A family member gifted me a Hot Rod subscription a few years ago and it was pretty good. I like hot rods and custom cars so it’s not hard to delight me in that regard, but the magazine still has good content nowadays.
I am always surprised when I stumble on a magazine rack, so rare these days. I would think that Hot Rod and similar targeted magazines will hold on a little longer. I would think the readers average age is older and still consumes print media vs digital, at least at a higher rate than younger cultural trends in automotive or otherwise.
Target carries anything companies pay to have carried. For the last 12 years magazines, newspapers, and card companies pay for space.
Consolidation in media (and elsewhere) leads to faster enshittification. No motivation to deliver a better product when there’s no competition.
The competition isn’t other magazines, the competition is the very site you wrote this comment on.

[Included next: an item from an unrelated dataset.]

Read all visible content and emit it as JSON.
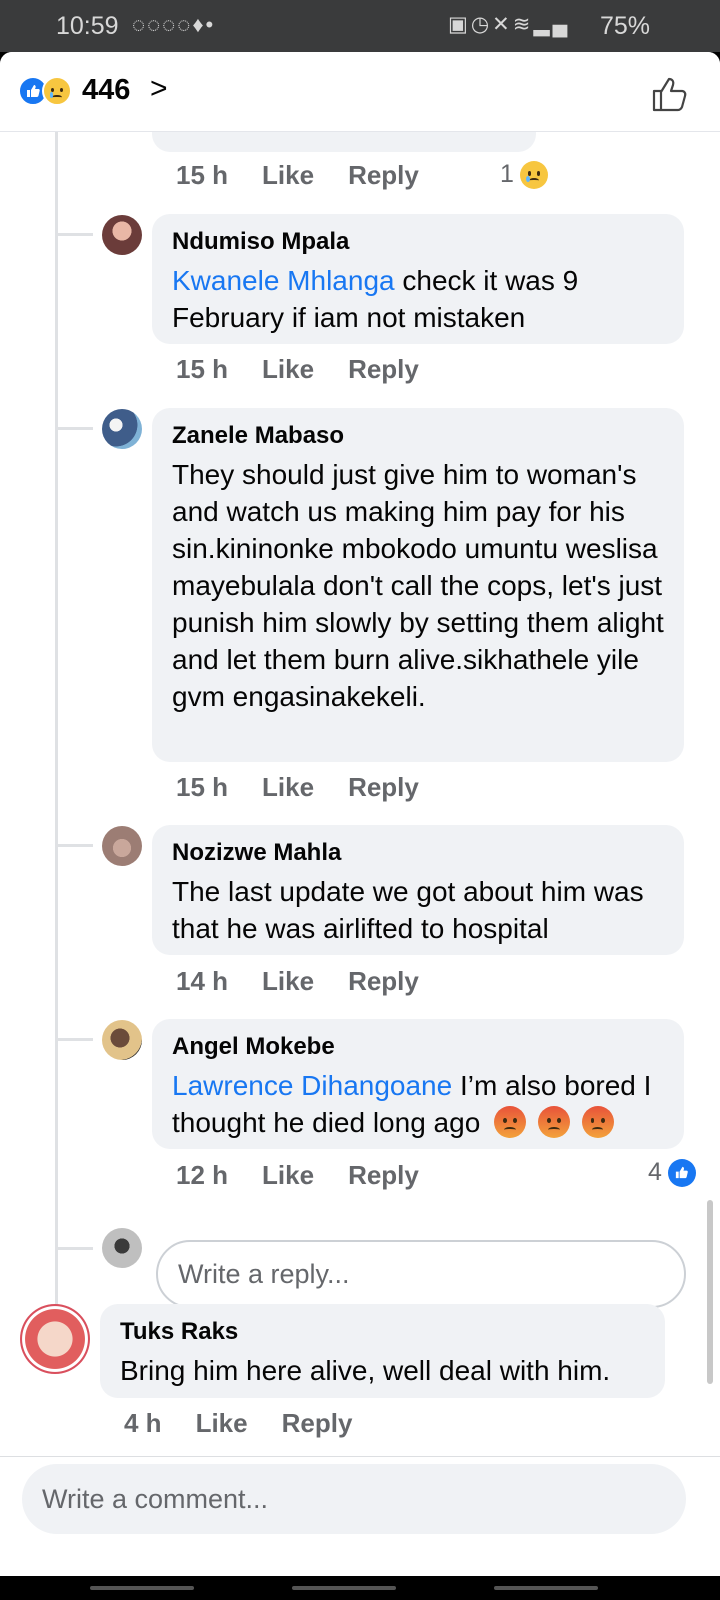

The Autopian, Throne Edition confirmed?
If you are reading any of these in a location that is not your dentist’s waiting room just stop. The correct answer is Evo and The Intercooler. They are British and cover some stuff we don’t get here, but the writing is light years better and they feel far less like they are in the pocket of the car manufacturers than all the US based stuff.
If you have any interest in racing then Grassroots Motorsports is highly recommended.
I’d still argue Hot Rod is pretty good, if you’re into hot rods, which I am. Hard to be in the pocket of the big automakers when your subject matter is exclusively 90-60 year-old modified vehicles (outside of crate engines at least, but even those don’t fit the classic vibe most are going for).
Like my dentist has any magazines after 2010
As a lifelong lover of car magazines, I want to take this opportunity to tell all of you there is nobody on this site who shouldn’t be subscribed to two superb magazines:
Grassroots Motorsports
Classic Motorsports
They are sister publications. Both are fantastic and deserve our support (and I am a subscriber on this site, too!) Google them and you will find the subscription pages.
Googled them both, nice thanks for the tip!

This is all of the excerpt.